An ocean of sand. An infinity of beach, a shoreless dune-sea whose tides flowed endlessly under the eternal wind… Her ship moved over the sand in rippling undulation, and she was not certain from where she sat, helmeted against the furnace of light, high on its armored back, whether it was truly alive or not…
“Input—”
An ocean of humanity. The crowds surged around her on the corner of two streets, pushing and dragging at her like treacherous undertow. Machines roared and clattered past her, clogging the roadways, filling her nose with their bitter reek and battering her ears… A dark-faced stranger dressed all in brown, peaked hat, shining boots, caught at her arm; raised his voice in an unknown language, questioning. She saw his face change abruptly, and he let her go…
“Input—”
An ocean of night. An utter absence of light, and life… a sense of macrocosmic age… an awareness of microcosmic activity… the knowledge that she would never penetrate its secret heart, no matter how often she came back and came back to this midnight void of nothing, nothing at all…

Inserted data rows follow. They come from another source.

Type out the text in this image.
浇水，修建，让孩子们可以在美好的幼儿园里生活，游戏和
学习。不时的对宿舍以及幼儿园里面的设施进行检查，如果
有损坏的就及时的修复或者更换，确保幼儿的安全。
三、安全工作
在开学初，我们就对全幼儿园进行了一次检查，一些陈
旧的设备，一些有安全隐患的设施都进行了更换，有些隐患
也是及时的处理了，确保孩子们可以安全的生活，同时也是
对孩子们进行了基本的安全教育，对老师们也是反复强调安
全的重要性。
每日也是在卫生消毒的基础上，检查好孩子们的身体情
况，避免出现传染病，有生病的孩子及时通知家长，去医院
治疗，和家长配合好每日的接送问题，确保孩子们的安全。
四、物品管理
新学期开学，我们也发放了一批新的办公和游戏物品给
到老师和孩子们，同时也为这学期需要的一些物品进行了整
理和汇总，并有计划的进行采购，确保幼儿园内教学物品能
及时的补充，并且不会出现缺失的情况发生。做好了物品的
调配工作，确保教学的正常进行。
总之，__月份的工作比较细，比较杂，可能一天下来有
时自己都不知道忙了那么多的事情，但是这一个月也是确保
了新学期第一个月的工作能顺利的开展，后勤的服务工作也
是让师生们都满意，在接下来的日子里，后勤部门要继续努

“…No further analysis!” She heard the word echoing, felt her head drop forward in release, caught her breath as the end of another trance wrenched her back into her own world. She sat back on her knees, relaxing the muscles of her body consciously, in a rising wave… breathing deeply and aware of each tingling response.
She opened her eyes at last, to the reassuring presence of Danaquil Lu smiling at her from the rough wooden chair on the other side of the chamber. She controlled her own body now during the Transfer; they no longer had to hold her down, tying her to the real world. She smiled back at him with weary pride, shifted to sit cross legged on the woven mat.
Clavally ducked in at the doorway, momentarily blotting out the puddle of sunlight that warmed Moon’s back. Moon twisted to watch her enter the second pool of light below the battered window frame; Clavally dropped her hand absently to smooth Danaquil Lu’s always-rumpled brown hair. Danaquil Lu was a quiet, almost a shy man, but he laughed easily at Clavally’s constant whimsies. He struck Moon as being somehow ill at ease or out of place here on this island, in these rooms chipped from a wall of porous rock. Where he did belong she couldn’t guess; but sometimes she saw a longing for it in his eyes. Sometimes she caught him looking at her, too, with an expression on his face that she couldn’t name — as though he had seen her somewhere before. There were ugly scars on his neck and the side of his face, as though some beast had clawed him.